B-hive's research team will serve as the core of VMware's new Israel development lab

VMware has inked a deal to buy B-hive Networks, an application performance management vendor in San Mateo, Calif., and Herzliya, Israel, for an undisclosed sum, the company said Wednesday. The deal is set to close in the third quarter.

In addition, B-hive’s research team will serve as the core of VMware’s new Israel development lab, the statement said.

B-hive’s Conductor product can monitor the behavior and performance of applications running in VMware virtual machines. If a problem crops up, the software works in concert with VMware to push additional resources to the program in question, such as by creating an additional virtual instance of it, VMware said in a statement.

The announcement “changes the dynamics of the virtualization market in two very important and fundamental ways,” according to Bernd Harzog, CEO of APM Experts, a consultancy focused on application performance management.

“It is, at least for the VMware platform, a ‘game over’ for many of the monitoring startups that were focused upon being ‘the’ monitoring vendor for VMware as their business plan,” he wrote in a blog post Wednesday.

In addition, the move “says to customers that VMware understands that customers must be able to measure and ensure acceptable performance of virtualized applications in order to push virtualization beyond the ‘low hanging fruit’ stage that currently exists,” he wrote.

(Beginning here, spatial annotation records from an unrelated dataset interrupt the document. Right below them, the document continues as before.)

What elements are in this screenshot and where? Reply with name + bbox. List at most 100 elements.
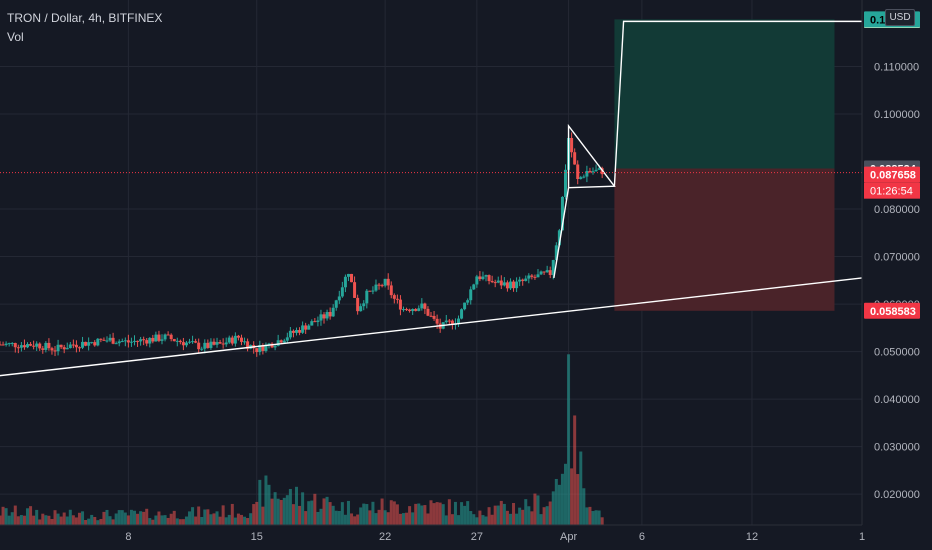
candle-body	[594, 169, 598, 172]
volume-bar	[389, 500, 393, 525]
volume-bar	[499, 500, 503, 525]
candle-body	[1, 344, 5, 346]
volume-bar	[368, 510, 372, 525]
candle-body	[10, 342, 14, 344]
candle-body	[554, 245, 558, 261]
volume-bar	[288, 488, 292, 525]
current-price-label-bg	[864, 166, 920, 183]
candle-body	[114, 343, 118, 345]
candle-body	[304, 325, 308, 330]
candle-body	[44, 342, 48, 350]
volume-bar	[340, 502, 344, 525]
candle-body	[126, 340, 130, 343]
candle-body	[386, 278, 390, 286]
volume-bar	[255, 501, 259, 525]
volume-bar	[405, 512, 409, 525]
candle-body	[374, 284, 378, 291]
volume-bar	[59, 516, 63, 525]
candle-body	[175, 340, 179, 342]
candle-body	[530, 275, 534, 277]
volume-bar	[148, 518, 152, 525]
candle-body	[218, 342, 222, 344]
volume-bar	[426, 513, 430, 525]
volume-bar	[215, 511, 219, 525]
candle-body	[151, 337, 155, 342]
candle-body	[368, 290, 372, 292]
candle-body	[71, 344, 75, 346]
candle-body	[129, 341, 133, 343]
countdown-bg	[864, 182, 920, 199]
candle-body	[267, 343, 271, 345]
time-tick-label: 8	[125, 531, 131, 543]
candle-body	[435, 318, 439, 324]
volume-bar	[252, 504, 256, 525]
candle-body	[206, 342, 210, 348]
candle-body	[417, 308, 421, 311]
candle-body	[444, 320, 448, 323]
volume-bar	[463, 505, 467, 525]
candle-body	[585, 170, 589, 177]
volume-bar	[44, 515, 48, 525]
volume-bar	[279, 499, 283, 525]
price-tick-label: 0.110000	[874, 62, 919, 74]
volume-bar	[136, 513, 140, 525]
candle-body	[87, 342, 91, 346]
volume-bar	[481, 515, 485, 525]
candle-body	[405, 309, 409, 311]
volume-indicator-label[interactable]: Vol	[7, 30, 24, 44]
candle-body	[19, 345, 23, 348]
volume-bar	[359, 507, 363, 525]
volume-bar	[414, 503, 418, 525]
candle-body	[50, 348, 54, 351]
volume-bar	[557, 484, 561, 525]
candle-body	[313, 321, 317, 323]
candle-body	[395, 298, 399, 300]
volume-bar	[313, 493, 317, 525]
candle-body	[270, 343, 274, 348]
candle-body	[579, 177, 583, 180]
candle-body	[261, 345, 265, 351]
candle-body	[563, 169, 567, 197]
volume-bar	[457, 515, 461, 525]
price-tick-label: 0.070000	[874, 252, 920, 264]
candle-body	[188, 341, 192, 343]
volume-bar	[22, 515, 26, 525]
volume-bar	[239, 514, 243, 525]
candle-body	[518, 279, 522, 282]
candle-body	[429, 315, 433, 317]
volume-bar	[524, 499, 528, 525]
candle-body	[148, 337, 152, 344]
volume-bar	[151, 519, 155, 525]
volume-bar	[270, 498, 274, 525]
volume-bar	[246, 518, 250, 525]
volume-bar	[0, 515, 2, 525]
volume-bar	[7, 515, 11, 525]
candle-body	[230, 337, 234, 344]
candle-body	[74, 344, 78, 348]
volume-bar	[487, 507, 491, 525]
candle-body	[81, 341, 85, 348]
candle-body	[475, 276, 479, 285]
candle-body	[163, 334, 167, 340]
volume-bar	[114, 513, 118, 525]
pennant-pattern	[567, 123, 616, 189]
candle-body	[423, 303, 427, 309]
candle-body	[166, 334, 170, 336]
volume-bar	[169, 513, 173, 525]
candle-body	[224, 342, 228, 345]
volume-bar	[383, 510, 387, 525]
candle-body	[414, 309, 418, 311]
candle-body	[77, 347, 81, 349]
currency-button[interactable]: USD	[885, 9, 915, 26]
volume-bar	[337, 510, 341, 525]
candle-body	[420, 303, 424, 309]
candle-body	[463, 302, 467, 310]
candle-body	[353, 282, 357, 298]
candle-body	[576, 164, 580, 180]
volume-bar	[10, 512, 14, 525]
volume-bar	[166, 517, 170, 525]
volume-bar	[90, 514, 94, 525]
candle-body	[573, 152, 577, 165]
candle-body	[365, 290, 369, 304]
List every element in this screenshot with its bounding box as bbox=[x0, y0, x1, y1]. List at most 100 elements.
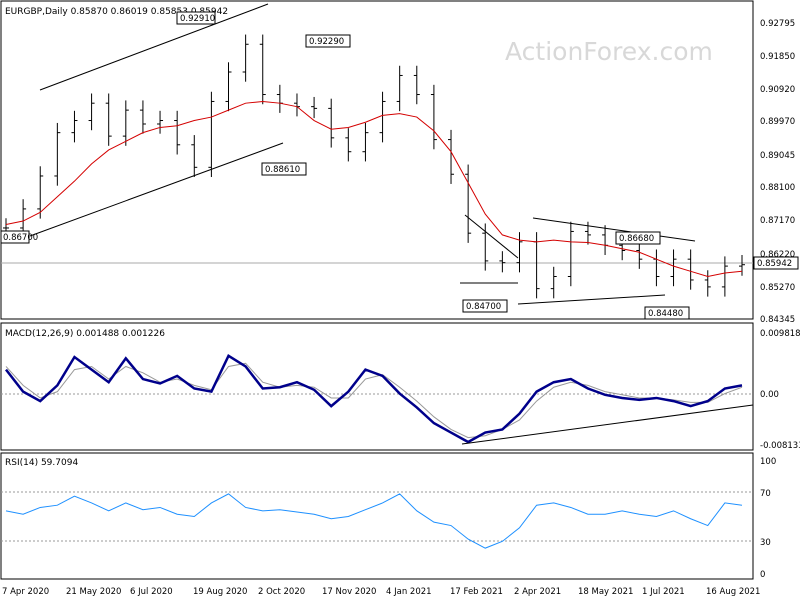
x-tick: 7 Apr 2020 bbox=[2, 587, 49, 597]
x-tick: 21 May 2020 bbox=[66, 587, 121, 597]
wedge-upper-line bbox=[532, 217, 696, 242]
annotation-box bbox=[305, 34, 351, 48]
rsi-tick: 70 bbox=[760, 489, 771, 499]
annotation-low-0: 0.86700 bbox=[3, 233, 38, 243]
ohlc-bar bbox=[567, 221, 574, 287]
macd-trendline bbox=[461, 404, 754, 445]
ohlc-bar bbox=[71, 110, 78, 143]
x-tick: 19 Aug 2020 bbox=[193, 587, 247, 597]
channel-lower-line bbox=[29, 142, 284, 237]
rsi-tick: 0 bbox=[760, 570, 765, 580]
ohlc-bar bbox=[105, 93, 112, 146]
price-tick: 0.89045 bbox=[760, 151, 795, 161]
annotation-box bbox=[261, 162, 307, 176]
channel-upper-line bbox=[39, 3, 269, 91]
macd-tick: 0.00 bbox=[760, 390, 779, 400]
ohlc-bar bbox=[516, 232, 523, 273]
x-tick: 16 Aug 2021 bbox=[706, 587, 760, 597]
ohlc-bar bbox=[448, 129, 455, 184]
triangle-upper-line bbox=[464, 214, 519, 259]
ohlc-bar bbox=[670, 249, 677, 287]
macd-tick: -0.008133 bbox=[760, 441, 800, 451]
x-tick: 6 Jul 2020 bbox=[130, 587, 173, 597]
ohlc-bar bbox=[653, 249, 660, 287]
wedge-lower-line bbox=[517, 294, 666, 305]
price-tick: 0.87170 bbox=[760, 216, 795, 226]
ohlc-bar bbox=[602, 225, 609, 256]
macd-pane-title: MACD(12,26,9) 0.001488 0.001226 bbox=[5, 329, 165, 339]
rsi-line bbox=[5, 493, 743, 549]
moving-average-line bbox=[5, 100, 743, 278]
ohlc-bar bbox=[379, 91, 386, 143]
annotation-high-2: 0.92290 bbox=[309, 37, 344, 47]
ohlc-bar bbox=[293, 93, 300, 117]
price-tick: 0.88100 bbox=[760, 183, 795, 193]
annotation-box bbox=[0, 230, 30, 244]
rsi-tick: 100 bbox=[760, 457, 776, 467]
ohlc-bar bbox=[687, 249, 694, 290]
trendlines bbox=[29, 3, 696, 305]
ohlc-bar bbox=[259, 34, 266, 105]
current-price-box bbox=[753, 256, 799, 270]
ohlc-bar bbox=[704, 270, 711, 297]
annotation-high-3: 0.86680 bbox=[619, 234, 654, 244]
rsi-tick: 30 bbox=[760, 538, 771, 548]
ohlc-bar bbox=[345, 128, 352, 162]
ohlc-bar bbox=[242, 34, 249, 82]
macd-signal-line bbox=[5, 362, 743, 439]
x-tick: 2 Oct 2020 bbox=[258, 587, 305, 597]
x-tick: 2 Apr 2021 bbox=[514, 587, 561, 597]
ohlc-bar bbox=[328, 98, 335, 148]
price-tick: 0.90920 bbox=[760, 85, 795, 95]
ohlc-bar bbox=[413, 65, 420, 105]
ohlc-bar bbox=[37, 166, 44, 219]
ohlc-bar bbox=[550, 266, 557, 299]
ohlc-bar bbox=[430, 84, 437, 150]
price-tick: 0.86220 bbox=[760, 250, 795, 260]
rsi-pane-title: RSI(14) 59.7094 bbox=[5, 458, 78, 468]
ohlc-bar bbox=[157, 110, 164, 134]
annotation-box bbox=[644, 306, 690, 320]
ohlc-bar bbox=[122, 100, 129, 146]
ohlc-bar bbox=[465, 164, 472, 243]
price-tick: 0.91850 bbox=[760, 52, 795, 62]
ohlc-bar bbox=[191, 135, 198, 178]
x-tick: 17 Feb 2021 bbox=[450, 587, 503, 597]
x-axis: 7 Apr 2020 21 May 2020 6 Jul 2020 19 Aug… bbox=[2, 587, 760, 597]
price-tick: 0.89970 bbox=[760, 117, 795, 127]
ohlc-bar bbox=[396, 65, 403, 112]
x-tick: 1 Jul 2021 bbox=[642, 587, 685, 597]
annotation-high-1: 0.92910 bbox=[180, 14, 215, 24]
annotation-box bbox=[176, 11, 216, 25]
annotation-low-2: 0.84700 bbox=[466, 302, 501, 312]
annotation-box bbox=[462, 299, 508, 313]
ohlc-bar bbox=[276, 84, 283, 113]
annotation-box bbox=[615, 231, 661, 245]
ohlc-bar bbox=[88, 93, 95, 131]
ohlc-bar bbox=[311, 96, 318, 119]
annotation-low-3: 0.84480 bbox=[648, 309, 683, 319]
ohlc-bar bbox=[174, 110, 181, 155]
ohlc-bar bbox=[636, 240, 643, 269]
macd-line bbox=[5, 353, 743, 444]
ohlc-bar bbox=[225, 62, 232, 112]
annotation-low-1: 0.88610 bbox=[265, 165, 300, 175]
ohlc-bar bbox=[54, 122, 61, 186]
ohlc-bar bbox=[499, 251, 506, 273]
price-pane-frame bbox=[0, 0, 754, 320]
watermark: ActionForex.com bbox=[505, 37, 713, 66]
price-tick: 0.84345 bbox=[760, 315, 795, 325]
ohlc-bar bbox=[362, 122, 369, 162]
price-pane-title: EURGBP,Daily 0.85870 0.86019 0.85853 0.8… bbox=[5, 7, 228, 17]
price-bars bbox=[3, 34, 745, 299]
x-tick: 17 Nov 2020 bbox=[322, 587, 376, 597]
price-tick: 0.92795 bbox=[760, 19, 795, 29]
ohlc-bar bbox=[139, 100, 146, 134]
ohlc-bar bbox=[739, 255, 745, 276]
price-annotations: 0.92910 0.92290 0.88610 0.86700 0.84700 … bbox=[0, 11, 690, 320]
macd-pane-frame bbox=[0, 322, 754, 451]
ohlc-bar bbox=[721, 256, 728, 297]
ohlc-bar bbox=[482, 223, 489, 271]
price-tick: 0.85270 bbox=[760, 283, 795, 293]
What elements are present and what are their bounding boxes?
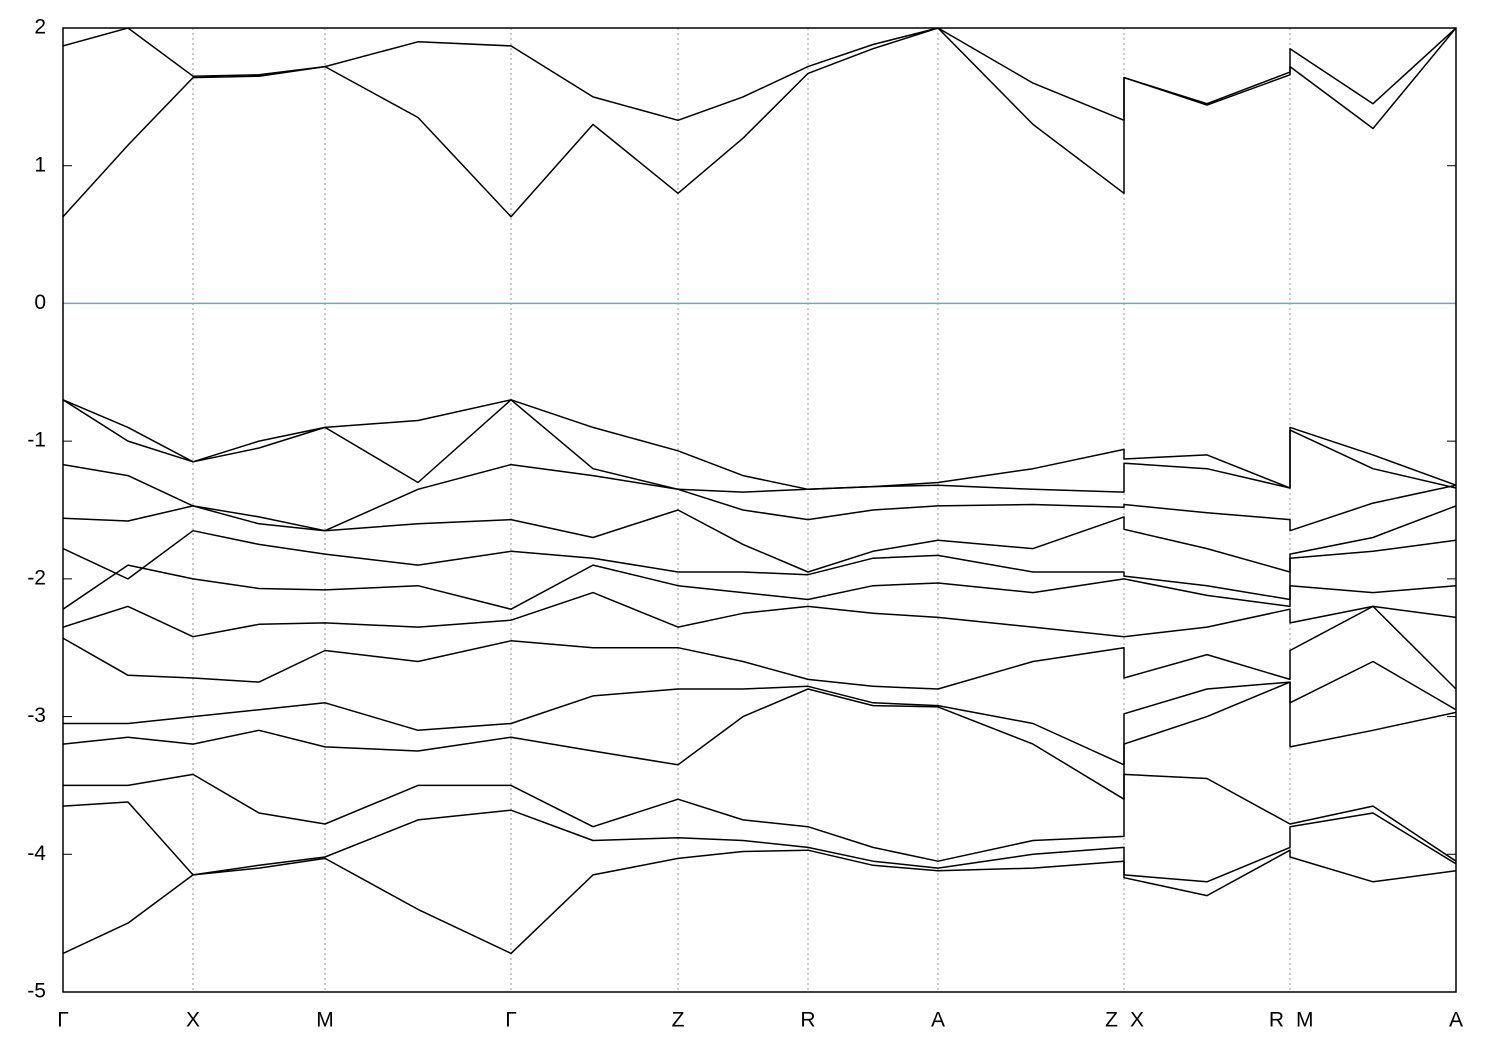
y-tick-label: 1 [34, 153, 46, 176]
band-line [63, 564, 1456, 610]
band-line [63, 463, 1456, 532]
plot-area [63, 28, 1456, 955]
x-tick-label: M [1296, 1009, 1314, 1032]
band-line [63, 681, 1456, 800]
x-tick-label: Z [1105, 1009, 1118, 1032]
band-line [63, 529, 1456, 601]
x-tick-label: R [1269, 1009, 1284, 1032]
band-line [63, 605, 1456, 690]
y-tick-label: -1 [27, 429, 46, 452]
x-tick-label: A [1449, 1009, 1463, 1032]
band-line [63, 399, 1456, 493]
x-tick-label: X [1130, 1009, 1144, 1032]
y-tick-label: -3 [27, 704, 46, 727]
band-line [63, 28, 1456, 218]
y-tick-label: -4 [27, 842, 46, 865]
band-line [63, 801, 1456, 883]
x-tick-label: Γ [57, 1009, 69, 1032]
y-tick-label: -5 [27, 980, 46, 1003]
band-line [63, 849, 1456, 955]
band-line [63, 28, 1456, 122]
x-tick-label: R [800, 1009, 815, 1032]
labels: 210-1-2-3-4-5Γ X M Γ Z R A Z X R M A [27, 16, 1463, 1032]
y-tick-label: 2 [34, 16, 46, 39]
x-tick-label: A [931, 1009, 945, 1032]
band-line [63, 773, 1456, 862]
x-tick-label: Γ [505, 1009, 517, 1032]
y-tick-label: 0 [34, 291, 46, 314]
plot-frame [62, 27, 1457, 993]
band-line [63, 660, 1456, 766]
x-tick-label: M [316, 1009, 334, 1032]
band-line [63, 591, 1456, 638]
band-line [63, 505, 1456, 573]
x-tick-label: X [186, 1009, 200, 1032]
x-tick-label: Z [672, 1009, 685, 1032]
y-tick-label: -2 [27, 566, 46, 589]
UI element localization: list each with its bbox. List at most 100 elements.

Rival virtualization vendors such as Microsoft and Citrix — the latter of which B-Hive has already integrated with — will likely follow VMware’s move, Bernd predicted: “There is little likelihood of a long term independent market for application performance management and end-user experience management for virtualized systems, as this will likely turn into war fought on the basis of who is building out their portfolio most effectively via acquisition.”

The pending deal doesn’t necessarily fill a hole in the company’s lineup, as much as it presents “a new opportunity,” said VMware chief technology officer Stephen Herrod.

“Today, we mostly focus on [monitoring] at the infrastructure level,” such as CPU usage, he said, while B-Hive’s ability to track and manage the performance of individual applications gives VMware administrators “more of an end-user visibility level. It really changes the level of performance data we have.”

B-hive has about 50 customers, according to VMware. The company declined to comment on the future of B-hive’s Citrix product.